After the fall of Napoleon, Alexander on several occasions manifested a marked and decided dislike to him. In 1815 he was the promoter of the second crusade against Napoleon; he directed every hostile measure with the utmost degree of animosity, and seemed to make it almost a personal affair; alleging, as the cause of his aversion, that he had been deceived and trifled with. If this tardy resentment was not a mere pretence, there is every reason to believe that it was stirred up by an old confidant of Napoleon’s, who, in private conversations, had artfully wounded the vanity of Alexander, by statements, true or false, of the private opinion of Napoleon with regard to his illustrious friend.
In 1814 there appeared reason to believe that Alexander would not be averse to see young Napoleon placed on the throne of France. After the Emperor’s second abdication, he seemed far less favourably disposed to the continuance of Napoleon’s dynasty.
In the second crusade, the Emperor Alexander marched at the head of innumerable forces. He was heard to declare, at that period, that the war might last for three years; but that Napoleon would nevertheless be subdued in the end.
On the first intelligence of the battle of Fleurus, the chiefs of all the Russian columns immediately received orders to halt; while all the Austrian and Bavarian corps instantly turned off, with the view of detaching themselves and forming a separate force. Had the Congress of Vienna been broken up on the 20th of March, it is almost certain that the crusade would not have been renewed; and had Napoleon been victorious at Waterloo, it is also tolerably certain that the crusade would have been dissolved.
The news of Napoleon’s landing at Cannes was a thunderbolt to the French plenipotentiary at Vienna.

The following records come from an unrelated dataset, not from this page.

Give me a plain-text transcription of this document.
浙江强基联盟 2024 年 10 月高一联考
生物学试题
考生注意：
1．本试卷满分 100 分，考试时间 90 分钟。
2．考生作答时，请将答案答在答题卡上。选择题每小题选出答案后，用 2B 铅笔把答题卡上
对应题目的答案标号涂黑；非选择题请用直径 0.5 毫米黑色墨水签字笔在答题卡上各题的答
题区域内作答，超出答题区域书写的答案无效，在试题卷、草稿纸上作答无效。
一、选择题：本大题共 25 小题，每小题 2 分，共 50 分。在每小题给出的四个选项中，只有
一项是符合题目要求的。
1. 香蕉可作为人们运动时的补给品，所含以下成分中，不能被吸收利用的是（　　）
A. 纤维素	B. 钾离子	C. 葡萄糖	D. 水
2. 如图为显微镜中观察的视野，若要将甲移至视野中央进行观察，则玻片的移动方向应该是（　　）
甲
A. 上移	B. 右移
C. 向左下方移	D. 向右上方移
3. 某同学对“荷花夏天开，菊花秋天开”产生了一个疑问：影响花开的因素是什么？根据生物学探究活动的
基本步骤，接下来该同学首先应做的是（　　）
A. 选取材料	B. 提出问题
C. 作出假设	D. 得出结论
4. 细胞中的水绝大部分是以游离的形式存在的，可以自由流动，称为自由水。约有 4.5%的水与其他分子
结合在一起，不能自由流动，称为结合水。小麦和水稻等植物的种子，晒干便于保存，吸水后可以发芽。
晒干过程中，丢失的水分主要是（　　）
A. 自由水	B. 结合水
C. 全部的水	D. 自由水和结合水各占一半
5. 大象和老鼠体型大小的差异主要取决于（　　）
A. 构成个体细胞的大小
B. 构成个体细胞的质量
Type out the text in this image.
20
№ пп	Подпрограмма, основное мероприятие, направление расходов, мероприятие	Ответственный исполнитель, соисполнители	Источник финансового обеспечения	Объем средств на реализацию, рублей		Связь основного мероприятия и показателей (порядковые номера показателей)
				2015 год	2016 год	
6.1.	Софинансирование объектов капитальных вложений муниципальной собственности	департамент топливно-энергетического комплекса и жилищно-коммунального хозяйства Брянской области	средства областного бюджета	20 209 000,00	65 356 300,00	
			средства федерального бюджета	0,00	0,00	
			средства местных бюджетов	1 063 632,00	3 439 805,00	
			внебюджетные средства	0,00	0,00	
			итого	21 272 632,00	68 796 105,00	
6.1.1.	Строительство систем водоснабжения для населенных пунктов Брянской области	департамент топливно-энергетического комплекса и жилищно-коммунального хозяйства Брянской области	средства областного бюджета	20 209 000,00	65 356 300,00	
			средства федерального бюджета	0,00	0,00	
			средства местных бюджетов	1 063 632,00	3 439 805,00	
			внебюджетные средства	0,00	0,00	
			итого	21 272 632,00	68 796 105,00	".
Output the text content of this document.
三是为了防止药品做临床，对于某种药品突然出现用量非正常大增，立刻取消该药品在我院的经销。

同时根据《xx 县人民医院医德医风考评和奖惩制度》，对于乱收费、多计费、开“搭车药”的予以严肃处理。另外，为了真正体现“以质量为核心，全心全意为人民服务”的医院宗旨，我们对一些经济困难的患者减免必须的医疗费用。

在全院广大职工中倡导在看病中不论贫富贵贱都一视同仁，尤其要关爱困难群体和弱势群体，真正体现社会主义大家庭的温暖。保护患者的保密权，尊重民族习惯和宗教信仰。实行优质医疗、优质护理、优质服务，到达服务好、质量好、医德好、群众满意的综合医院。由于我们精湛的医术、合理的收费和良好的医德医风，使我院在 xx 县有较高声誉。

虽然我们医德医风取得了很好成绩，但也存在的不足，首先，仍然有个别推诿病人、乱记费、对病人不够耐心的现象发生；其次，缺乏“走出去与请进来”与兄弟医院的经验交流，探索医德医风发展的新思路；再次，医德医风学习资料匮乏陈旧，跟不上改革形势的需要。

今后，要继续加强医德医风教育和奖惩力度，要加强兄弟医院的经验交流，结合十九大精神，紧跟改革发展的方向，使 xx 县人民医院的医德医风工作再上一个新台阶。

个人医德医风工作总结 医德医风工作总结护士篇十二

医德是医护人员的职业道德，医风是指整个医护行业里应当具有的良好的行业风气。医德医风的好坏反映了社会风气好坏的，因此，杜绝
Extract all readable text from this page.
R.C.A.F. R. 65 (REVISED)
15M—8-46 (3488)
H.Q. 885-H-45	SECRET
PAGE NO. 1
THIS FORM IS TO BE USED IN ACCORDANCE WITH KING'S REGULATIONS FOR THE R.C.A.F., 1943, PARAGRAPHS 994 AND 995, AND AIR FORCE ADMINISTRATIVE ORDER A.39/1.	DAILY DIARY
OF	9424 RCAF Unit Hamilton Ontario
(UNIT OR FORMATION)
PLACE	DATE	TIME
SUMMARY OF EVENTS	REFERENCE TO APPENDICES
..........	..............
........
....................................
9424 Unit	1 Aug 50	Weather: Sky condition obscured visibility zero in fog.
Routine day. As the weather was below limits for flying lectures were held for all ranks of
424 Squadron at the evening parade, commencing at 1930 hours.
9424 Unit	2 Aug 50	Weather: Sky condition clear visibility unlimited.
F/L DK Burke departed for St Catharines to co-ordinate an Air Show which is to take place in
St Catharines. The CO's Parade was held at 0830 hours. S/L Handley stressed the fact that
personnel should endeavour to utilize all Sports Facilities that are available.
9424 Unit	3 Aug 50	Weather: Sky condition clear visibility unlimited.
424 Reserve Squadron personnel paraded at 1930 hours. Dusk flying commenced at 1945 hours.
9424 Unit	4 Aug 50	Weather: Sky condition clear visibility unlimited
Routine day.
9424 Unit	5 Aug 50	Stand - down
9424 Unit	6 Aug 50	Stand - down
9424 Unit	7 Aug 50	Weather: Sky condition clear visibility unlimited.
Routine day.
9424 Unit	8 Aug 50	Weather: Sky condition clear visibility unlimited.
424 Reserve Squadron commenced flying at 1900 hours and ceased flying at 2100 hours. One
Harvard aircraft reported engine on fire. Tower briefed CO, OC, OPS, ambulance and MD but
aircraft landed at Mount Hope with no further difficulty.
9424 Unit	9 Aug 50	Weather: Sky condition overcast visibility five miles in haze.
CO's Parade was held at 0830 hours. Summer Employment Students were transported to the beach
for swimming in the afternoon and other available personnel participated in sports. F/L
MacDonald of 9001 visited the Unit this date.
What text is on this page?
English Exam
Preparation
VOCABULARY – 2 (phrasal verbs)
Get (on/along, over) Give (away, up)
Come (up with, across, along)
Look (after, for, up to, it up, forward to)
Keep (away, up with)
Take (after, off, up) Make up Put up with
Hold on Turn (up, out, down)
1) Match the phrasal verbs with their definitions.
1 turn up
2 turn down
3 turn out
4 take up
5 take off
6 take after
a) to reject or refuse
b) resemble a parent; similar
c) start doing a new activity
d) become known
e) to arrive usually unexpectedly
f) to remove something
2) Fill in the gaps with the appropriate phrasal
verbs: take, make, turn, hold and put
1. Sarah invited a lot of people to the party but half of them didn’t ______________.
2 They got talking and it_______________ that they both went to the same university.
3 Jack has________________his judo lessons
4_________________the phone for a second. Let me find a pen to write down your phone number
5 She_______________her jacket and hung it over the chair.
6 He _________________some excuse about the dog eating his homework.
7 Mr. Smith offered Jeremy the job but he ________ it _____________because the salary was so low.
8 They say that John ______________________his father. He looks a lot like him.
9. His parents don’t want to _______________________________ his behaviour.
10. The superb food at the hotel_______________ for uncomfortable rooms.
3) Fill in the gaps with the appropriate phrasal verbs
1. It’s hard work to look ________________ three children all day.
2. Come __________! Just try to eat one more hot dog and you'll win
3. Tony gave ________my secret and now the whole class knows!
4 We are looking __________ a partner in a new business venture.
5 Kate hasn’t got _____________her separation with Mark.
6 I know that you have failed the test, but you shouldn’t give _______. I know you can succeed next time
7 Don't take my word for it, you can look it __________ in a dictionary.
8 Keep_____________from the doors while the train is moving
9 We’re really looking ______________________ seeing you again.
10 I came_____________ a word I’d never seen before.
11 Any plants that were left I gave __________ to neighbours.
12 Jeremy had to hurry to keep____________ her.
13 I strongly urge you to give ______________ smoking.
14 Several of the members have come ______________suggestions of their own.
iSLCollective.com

He indeed drew up the famous declaration of the 13th of March; and, virulent as it is, the first draft was still more so: it was amended by other ministers. The countenance of this plenipotentiary, as he gradually learned the advance of Napoleon, was a sort of thermometer, which excited the laughter of all the members of the Congress.
Austria soon knew the real state of affairs: her couriers informed her admirably well of all that was passing. The members of the French Legation alone were involved in doubt: they were still circulating a magnanimous letter from the King to the other Sovereigns, informing them that he was resolved to die at the Tuileries, when it was already known that Louis had left the capital, and was on his way to the frontier.
A member of the Congress and Lord Wellington, in a confidential conversation with the members of the French Legation, with the map in their hands, assigned the 20th or the 21st for Napoleon’s entry into Paris.
As the Emperor Francis received the official publications from Grenoble and Lyons, he regularly forwarded them to Schöenbrunn, to Maria Louisa, to whom they afforded extreme joy. It is very true that, at a somewhat later period, an idea was entertained of seizing young Napoleon, in order to convey him to France.
The French Plenipotentiary at length quitted Vienna, and proceeded to Frankfort and Wisbaden, whence he could more conveniently negotiate either with Ghent or Paris. Never was a time-serving courier thrown into greater embarrassment and anxiety. The ardour with which he had been inspired, on receiving the intelligence of Napoleon’s landing at Cannes, was very much abated when he heard of the Emperor’s arrival at Paris; and he entered into an understanding with Fouché that the latter should be his guarantee with Napoleon, pledging himself, on the other hand, to be Fouché’s guarantee with the Bourbons. There is good ground for believing that the offers made by this Plenipotentiary to the new Sovereign went very great lengths indeed; but Napoleon indignantly rejected them, lest, as he said, he should degrade his policy too far.
In 1814, before M. de Talleyrand declared himself for the Bourbons, he was for the Regency; in which, however, he himself wished to play the principal part. Events fatal to the Napoleon dynasty prevented this moment of uncertainty from being turned to good account. Every thing tends to prove that the result which was at that period adopted was far from being agreeable to the intentions of Austria; that power was duped, betrayed, or at least carried by assault.